Black Claws laid waste to the council. They killed Xavier. Nick and Hank learned the ideology of the group spread into suburban families after asking Billie’s parents questions about her whereabouts. Her parents believe she’s living a courageous life of convictions. Nick, Hank, Monroe, and Rosalee try to make sense of recent developments. They’re all reactive, vulnerable, and unsure. Trubel knows more than they, as does Meisner, and none can believe Juliette came back from the dead as an even more destructive force. For Nick, he needs clarity about Juliette (who and what she is). The woman was responsible for the death of his mother, and the near destruction of the people closest to him. Juliette/Eve is in character rehabilitation mode. Meisner gave her the name Eve to symbolize a new beginning. Instead of biting from the forbidden apple, Juliette/Eve will atone for ever touching, let alone biting and mauling, the forbidden apple.

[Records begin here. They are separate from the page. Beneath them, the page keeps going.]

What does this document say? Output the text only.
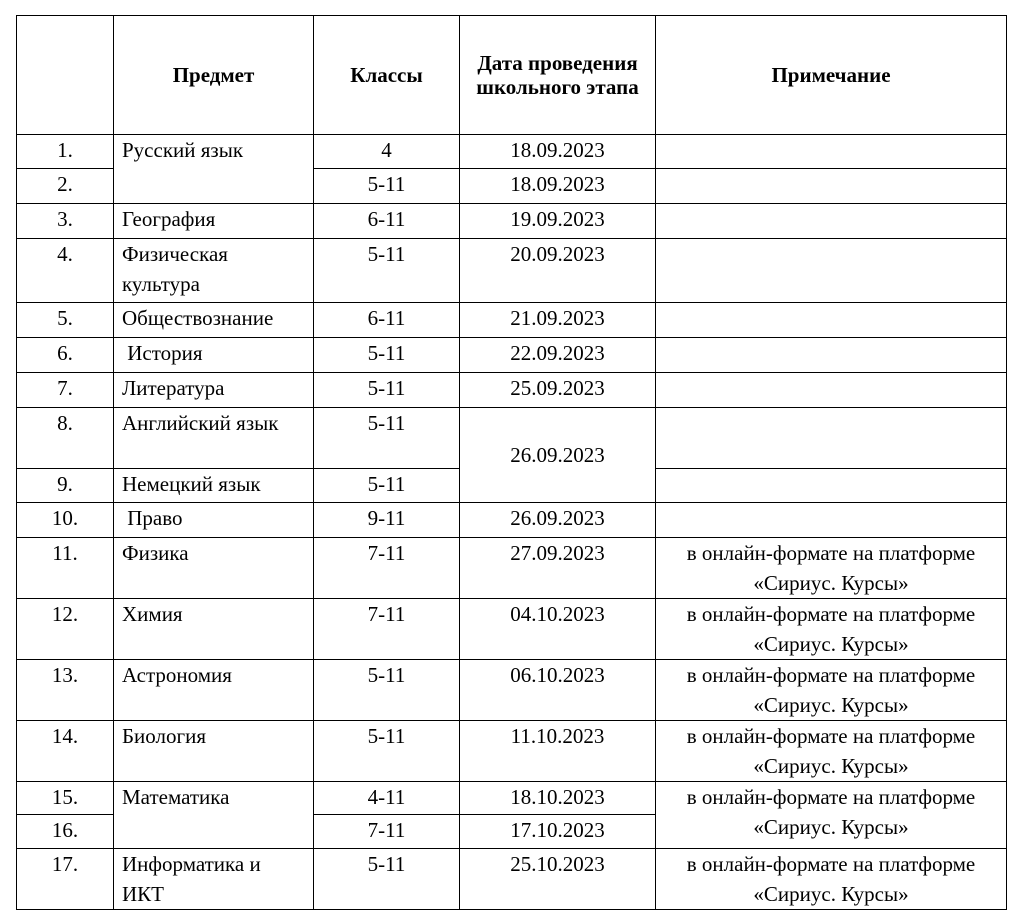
	Предмет	Классы	Дата проведения школьного этапа	Примечание
1.	Русский язык	4	18.09.2023	
2.		5-11	18.09.2023	
3.	География	6-11	19.09.2023	
4.	Физическая культура	5-11	20.09.2023	
5.	Обществознание	6-11	21.09.2023	
6.	История	5-11	22.09.2023	
7.	Литература	5-11	25.09.2023	
8.	Английский язык	5-11	26.09.2023	
9.	Немецкий язык	5-11		
10.	Право	9-11	26.09.2023	
11.	Физика	7-11	27.09.2023	в онлайн-формате на платформе «Сириус. Курсы»
12.	Химия	7-11	04.10.2023	в онлайн-формате на платформе «Сириус. Курсы»
13.	Астрономия	5-11	06.10.2023	в онлайн-формате на платформе «Сириус. Курсы»
14.	Биология	5-11	11.10.2023	в онлайн-формате на платформе «Сириус. Курсы»
15.	Математика	4-11	18.10.2023	в онлайн-формате на платформе «Сириус. Курсы»
16.		7-11	17.10.2023	
17.	Информатика и ИКТ	5-11	25.10.2023	в онлайн-формате на платформе «Сириус. Курсы»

The appearance of Eve upset Nick’s new domestic order. Adalind worried about the return of Juliette, you know, because of the wanting to murder her thing. Adalind and Nick have adapted to a peaceful domestic situation with Kelly. They meaningfully kissed for the first time (no one acted like the other; no one was forced to do it to save someone else). Adalind apologized for what she did to Nick. After they kissed they thought about the implications of being together. Both decided waiting until the craziness subsided before doing anything. By then, Meisner will likely have brought Diana back to Adalind, and Juliette may be redeemed. This whole storyline—the different parts cohering together eventually--could be a disaster.
Nick’s meeting with Eve had that underwhelming quality specific to Grimm. The writers build to climatic meetings or fights or revelations, but the scene itself is a dud. Nick/Eve was a dud. Juliette/Eve sits stone-faced, offers a little about her purpose, and then stands to kill one of the leaders of Black Claws. Nick asked about what she did before he thought she died to which Eve met him stone-faced. Eve returned to her cage. She removed her wig. The last shot of the episode was of her eyes to show how precarious the divide is between her two selves.
“Eve of Destruction” established, for the third time this season, the Black Claws threat. The difference this time, I suppose, was becoming aware of how the good guys planned to combat the threat. Black Claws revealing that wesen live among ordinary humans seems the initial agenda of the group. I assume they’ll want to take over the world, too.
-It was a decent return for Grimm. NBC only aired 6 episodes during the fall. Will NBC air an uninterrupted stretch through May?
-Renard and Wu fell off the narrative after the teaser. Renard helped question Xavier. Wu disappeared.
-Thomas Ian Griffith wrote the episode. John Behring directed.